The results of the study indicated that emotional states such as happiness, sadness, and anger were misperceived as neutral. And people disgusted were misinterpreted as angry. These findings were not meant to question the use of masks or not but to evaluate its psychological impact on human interactions. People will slowly start to realize what happened to them during this time since the virus appeared, as the changes unfolded, and why the world experienced such a dramatic transformation.
What should be done to move forward? Our progress will not be conditioned by mask-wearing or social distancing. It will depend on our ability to realize that the pandemic is activating our utmost desire: our need for connection with others as our world is revealed as increasingly interdependent.
As social animals, our longing for deeper and closer relations with others have become more visible, more authentic and qualitative. What has the virus taught us the hard way? It shows us that we had to keep distance between us since we were not in good connection with each other, were incapable of living together in brotherhood and positive relations. So we will not be able to get closer again until we internalize this principle and change direction toward a more balanced society.
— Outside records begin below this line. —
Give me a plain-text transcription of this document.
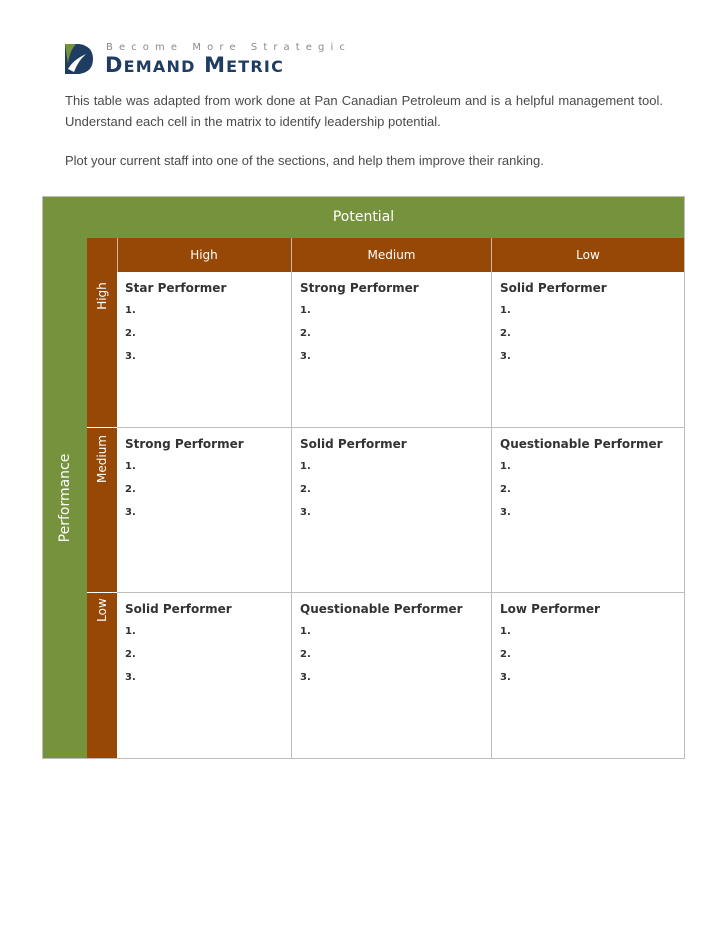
Become More Strategic
DEMAND METRIC
This table was adapted from work done at Pan Canadian Petroleum and is a helpful management tool. Understand each cell in the matrix to identify leadership potential.
Plot your current staff into one of the sections, and help them improve their ranking.
Potential
Performance
High	Medium	Low
High
Medium
Low
Star Performer
1.
2.
3.
Strong Performer
1.
2.
3.
Solid Performer
1.
2.
3.
Strong Performer
1.
2.
3.
Solid Performer
1.
2.
3.
Questionable Performer
1.
2.
3.
Solid Performer
1.
2.
3.
Questionable Performer
1.
2.
3.
Low Performer
1.
2.
3.
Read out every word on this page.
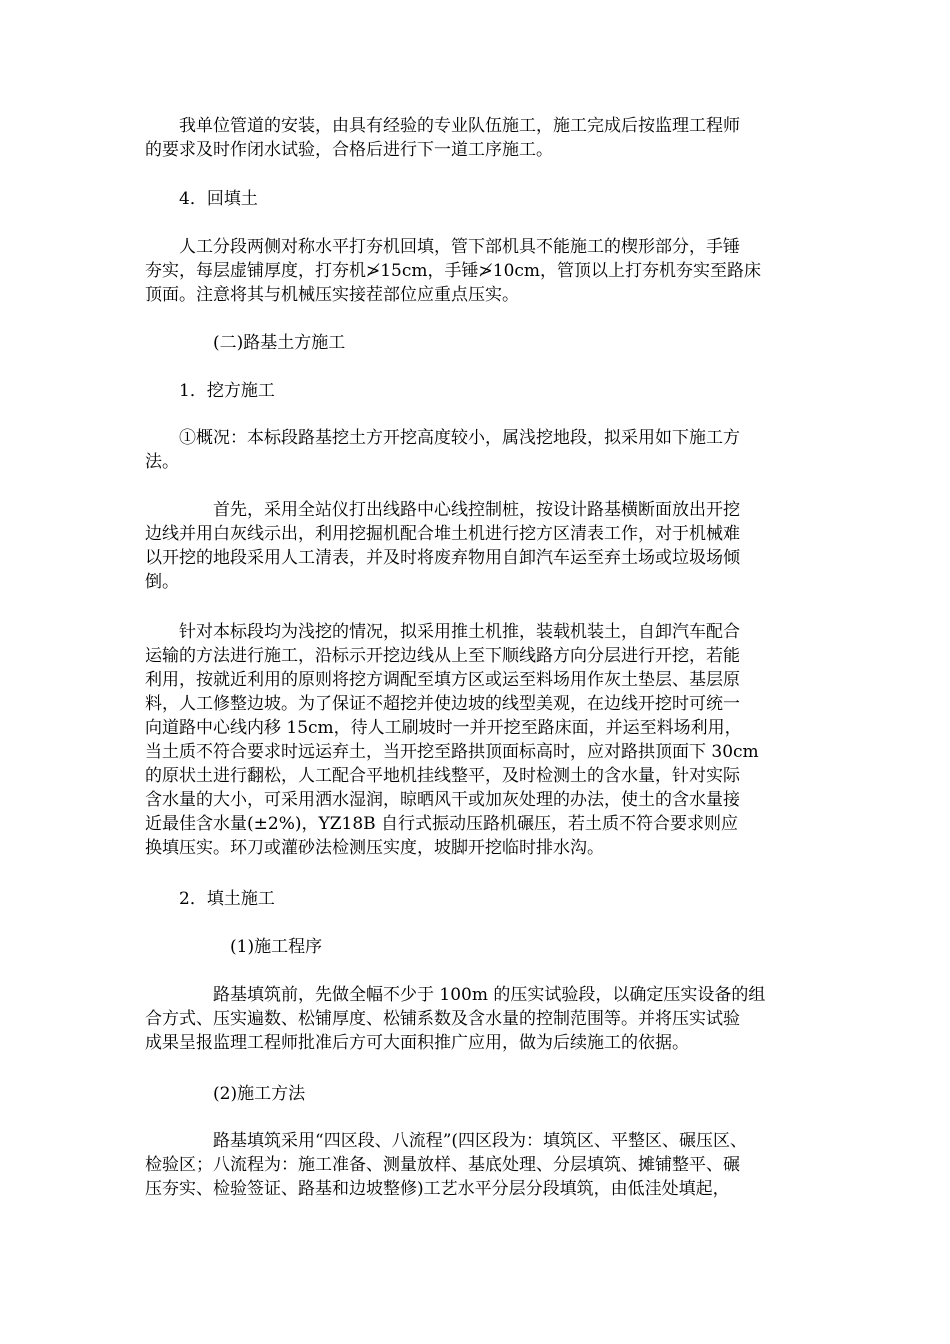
　　我单位管道的安装，由具有经验的专业队伍施工，施工完成后按监理工程师
的要求及时作闭水试验，合格后进行下一道工序施工。
　　4．回填土
　　人工分段两侧对称水平打夯机回填，管下部机具不能施工的楔形部分，手锤
夯实，每层虚铺厚度，打夯机≯15cm，手锤≯10cm，管顶以上打夯机夯实至路床
顶面。注意将其与机械压实接茬部位应重点压实。
　　　　(二)路基土方施工
　　1．挖方施工
　　①概况：本标段路基挖土方开挖高度较小，属浅挖地段，拟采用如下施工方
法。
　　　　首先，采用全站仪打出线路中心线控制桩，按设计路基横断面放出开挖
边线并用白灰线示出，利用挖掘机配合堆土机进行挖方区清表工作，对于机械难
以开挖的地段采用人工清表，并及时将废弃物用自卸汽车运至弃土场或垃圾场倾
倒。
　　针对本标段均为浅挖的情况，拟采用推土机推，装载机装土，自卸汽车配合
运输的方法进行施工，沿标示开挖边线从上至下顺线路方向分层进行开挖，若能
利用，按就近利用的原则将挖方调配至填方区或运至料场用作灰土垫层、基层原
料，人工修整边坡。为了保证不超挖并使边坡的线型美观，在边线开挖时可统一
向道路中心线内移 15cm，待人工刷坡时一并开挖至路床面，并运至料场利用，
当土质不符合要求时远运弃土，当开挖至路拱顶面标高时，应对路拱顶面下 30cm
的原状土进行翻松，人工配合平地机挂线整平，及时检测土的含水量，针对实际
含水量的大小，可采用洒水湿润，晾晒风干或加灰处理的办法，使土的含水量接
近最佳含水量(±2%)，YZ18B 自行式振动压路机碾压，若土质不符合要求则应
换填压实。环刀或灌砂法检测压实度，坡脚开挖临时排水沟。
　　2．填土施工
　　　　　(1)施工程序
　　　　路基填筑前，先做全幅不少于 100m 的压实试验段，以确定压实设备的组
合方式、压实遍数、松铺厚度、松铺系数及含水量的控制范围等。并将压实试验
成果呈报监理工程师批准后方可大面积推广应用，做为后续施工的依据。
　　　　(2)施工方法
　　　　路基填筑采用“四区段、八流程”(四区段为：填筑区、平整区、碾压区、
检验区；八流程为：施工准备、测量放样、基底处理、分层填筑、摊铺整平、碾
压夯实、检验签证、路基和边坡整修)工艺水平分层分段填筑，由低洼处填起，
Who are most affected by the lack of social interaction? Undoubtedly, the younger generation. Some of us may have forgotten what it means to be young, the first kiss and embrace. Therefore, it is hard for us to grasp what today’s youth experiences now. They feel harsh restrictions inside, they disagree with whoever wants to stop and limit them, they even curse the supreme force, nature, for bringing such a situation upon the planet. They are willing to get rid of anything in their way regardless of the consequences just to live the moment to its fullest.
Nature knows how to fix us. From a sociological level it could have been a much sharper blow. Imagine a world where human connection would not exist at all, in which our contact between relatives, couples, children, and parents completely vanished. A sort of complete disconnection in which we wouldn’t be able to breathe, would feel helpless, alone, empty. As painful as it is to remain distant from each other, the pandemic is still giving us an opportunity to change by conducting us to the right direction.
So, how can we not lose hope after a year of the pandemic? It is possible through our positive thoughts toward connection. If we constantly keep in mind that our good future depends on our relationships based on mutual care and solidarity, we will experience a fruitful and happy new year, full of positive emotions, purposeful revelations and learning experiences. We will know how to live properly, shortening the distance between us, connecting our hearts.